Nonostante ciò le ceramiche Ginori ebbero enorme successo, proprio per l'art direction pontiana, ed un salto di qualità propose all'intero settore. Dobbiamo ricordare altri due settori dell'attività artistica dell'epoca che si avvalsero d'una interpretazione altrettanto attenta al dettato del mondo classico nel linguaggio formale tendente alla modernità. E non è un caso che siano entrambi settori di punta nel quadro mediatico d'allora: i cartoons, quale settore speciale e innovativo dell'arte della pellicola, e l'advertising, e la cartellonistica pubblicitaria. Tutta la produzione di quegli anni in tali due settori ricalca il gusto che abbiamo descritto, appartenente ad una linea mediana che attraversa orizzontalmente il lento passaggio dal dettato classicista, specie evidente nella figura umana e nella stilizzazione e simbolizzazione dell'architettura, alla sintesi semplificatoria e telvolta riduttivista della forma moderna, quella proposta dall'arte della pittura e della scultura nel passaggio tra la fine del secolo precedente e il primo decennio del ventesimo.
"La conversazione classica che Gio Ponti ha disegnato per il grande
vaso chiuso per Richard Ginori è quasi un programma. E' l'ideale di
città. Il suo bel piano di marmi contesti s'allontana nell'orizzonte tra
respiri calmi di misurate proporzioni; è più di una conversazione
classica, una infinita conversazione di cose e di spiriti ne spiega ed
intesse l'ideale ritmo.
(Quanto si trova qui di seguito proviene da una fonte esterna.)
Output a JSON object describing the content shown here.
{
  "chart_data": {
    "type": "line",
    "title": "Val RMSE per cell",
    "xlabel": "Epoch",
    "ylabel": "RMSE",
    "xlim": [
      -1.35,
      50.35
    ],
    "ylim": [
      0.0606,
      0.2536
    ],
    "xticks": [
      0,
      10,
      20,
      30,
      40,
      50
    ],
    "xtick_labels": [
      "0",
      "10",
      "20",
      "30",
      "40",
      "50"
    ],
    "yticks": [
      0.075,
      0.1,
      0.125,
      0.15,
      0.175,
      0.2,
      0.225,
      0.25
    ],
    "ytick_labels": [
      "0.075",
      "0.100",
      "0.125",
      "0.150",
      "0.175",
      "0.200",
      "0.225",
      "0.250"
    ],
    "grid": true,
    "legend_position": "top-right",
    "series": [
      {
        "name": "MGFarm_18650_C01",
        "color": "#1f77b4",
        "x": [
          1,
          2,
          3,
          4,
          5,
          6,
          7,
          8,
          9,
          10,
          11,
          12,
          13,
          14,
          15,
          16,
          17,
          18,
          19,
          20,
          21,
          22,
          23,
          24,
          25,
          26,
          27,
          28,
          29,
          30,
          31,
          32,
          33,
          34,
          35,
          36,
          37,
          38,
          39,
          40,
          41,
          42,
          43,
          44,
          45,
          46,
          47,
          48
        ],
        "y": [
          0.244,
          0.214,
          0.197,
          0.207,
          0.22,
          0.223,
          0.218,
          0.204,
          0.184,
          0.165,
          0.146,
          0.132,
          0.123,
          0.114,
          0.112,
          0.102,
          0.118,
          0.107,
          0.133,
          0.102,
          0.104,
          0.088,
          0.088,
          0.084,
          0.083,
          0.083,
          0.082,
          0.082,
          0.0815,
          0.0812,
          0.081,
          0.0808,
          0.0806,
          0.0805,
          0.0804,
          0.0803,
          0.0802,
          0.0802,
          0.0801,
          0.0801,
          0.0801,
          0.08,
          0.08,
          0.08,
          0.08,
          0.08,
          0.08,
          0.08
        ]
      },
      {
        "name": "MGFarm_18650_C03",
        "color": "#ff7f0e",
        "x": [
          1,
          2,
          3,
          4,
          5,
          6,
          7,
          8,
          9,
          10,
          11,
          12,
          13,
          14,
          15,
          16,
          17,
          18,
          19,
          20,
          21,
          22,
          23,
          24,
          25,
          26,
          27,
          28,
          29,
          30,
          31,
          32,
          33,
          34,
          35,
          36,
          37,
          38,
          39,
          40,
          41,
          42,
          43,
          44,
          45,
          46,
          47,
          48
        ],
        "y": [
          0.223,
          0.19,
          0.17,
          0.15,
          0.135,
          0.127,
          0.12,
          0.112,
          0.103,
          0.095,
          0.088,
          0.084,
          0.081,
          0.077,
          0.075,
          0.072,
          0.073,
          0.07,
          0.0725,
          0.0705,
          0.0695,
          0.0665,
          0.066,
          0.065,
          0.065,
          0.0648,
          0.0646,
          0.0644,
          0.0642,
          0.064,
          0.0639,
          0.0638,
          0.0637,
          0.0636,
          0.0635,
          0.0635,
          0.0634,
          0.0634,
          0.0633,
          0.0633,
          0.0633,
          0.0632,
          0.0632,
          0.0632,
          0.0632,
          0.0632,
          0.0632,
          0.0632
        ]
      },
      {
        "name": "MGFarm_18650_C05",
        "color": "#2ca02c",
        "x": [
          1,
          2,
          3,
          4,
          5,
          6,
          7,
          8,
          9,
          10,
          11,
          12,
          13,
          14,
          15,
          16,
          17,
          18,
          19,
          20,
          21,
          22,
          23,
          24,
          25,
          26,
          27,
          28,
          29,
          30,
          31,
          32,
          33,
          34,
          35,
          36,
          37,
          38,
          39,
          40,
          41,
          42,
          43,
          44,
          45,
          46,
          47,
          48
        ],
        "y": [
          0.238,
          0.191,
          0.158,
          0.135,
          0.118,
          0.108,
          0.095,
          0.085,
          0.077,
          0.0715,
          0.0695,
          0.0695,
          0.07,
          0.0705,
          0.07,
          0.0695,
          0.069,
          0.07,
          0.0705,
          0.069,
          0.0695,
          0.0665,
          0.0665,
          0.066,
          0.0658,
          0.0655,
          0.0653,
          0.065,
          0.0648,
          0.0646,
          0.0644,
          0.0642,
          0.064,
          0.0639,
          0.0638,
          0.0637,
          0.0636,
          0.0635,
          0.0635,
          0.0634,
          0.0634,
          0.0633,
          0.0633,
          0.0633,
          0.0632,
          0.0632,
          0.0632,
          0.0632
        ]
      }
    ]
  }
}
Nella conversazione classica ogni figura è al
suo posto, ogni gesto è controllato, ogni scena è rinchiusa. Son pure
persone vive questi putti con la serpe, l'emafrodita, il filosofo
seduto, il disegnatore, il nummario, il polipo della fontana,
l'architetto; e pure sono così regolati come pedine di scacchiera, che
s'infilano a piombo come statue. E' un curioso gioco. Sembra che le
figure s'impietrino, e invece la città si muova nell'obliquo scorcio. Il
programma teorico si dichiara in forma di fiaba". Così il critico
d'arte Raffaello Giolli scrive sulla rivista "Problemi d'arte attuale" a
commento della Biennale di Monza del 1927."
"Egli svela", continua
Dario Matteoni, curatore della mostra al Pirellone, "o meglio ancora
promuove, l'ispirazione nerrativa che pervade la produzione di ceramiche
che di lì a poco Gio Ponti avrebbe reso tanto cospicua per la
Richard-Ginori, la storica manifattura per la quale il giovane
architetto nel 1923 avrebbe assunto la direzione artistica." Continua
poi Matteoni, indagando a fondo lo spirito del tempo e lo stato
dell'arte in quello scorcio d'anni, "E' assai probabile che la
successiva immagine della scacchiera, nella quale Ponti obbliga i suoi
personaggi, rachiusi, o forse sospesi, come pedine in uno spazio di
misurate proporzioni, eppure vivi e desiderosi di dare corso alle
proprie intime pulsioni, rimandi, nella lettura proposta da Giolli, al
romanzo di Massimo Bontempelli "La scacchiera davanti allo specchio,
pubblicata nel 1922.
E' un infinito conversare quello che attraversa programmaticamente, ma anche materialmente, lo scenario di una città immaginata, definita da regole e ritmi di assoluta classicità. I tanti peronaggi, intercalati da oggetti che alludono alla classicità, quali colonne, obelischi, vasi, emergono dalla continuità di una pavimentazione rigorosamente scompartita e disseminata di segni anch'essi tratti dall'antico."
Milano, giugno 2011
Enrico Mercatali
A Milano, Grattacielo Pirelli, dal 6 maggio fino al 31 luglio (dal martedì al venerdì ore 15-19, sabato e domenica 10-19).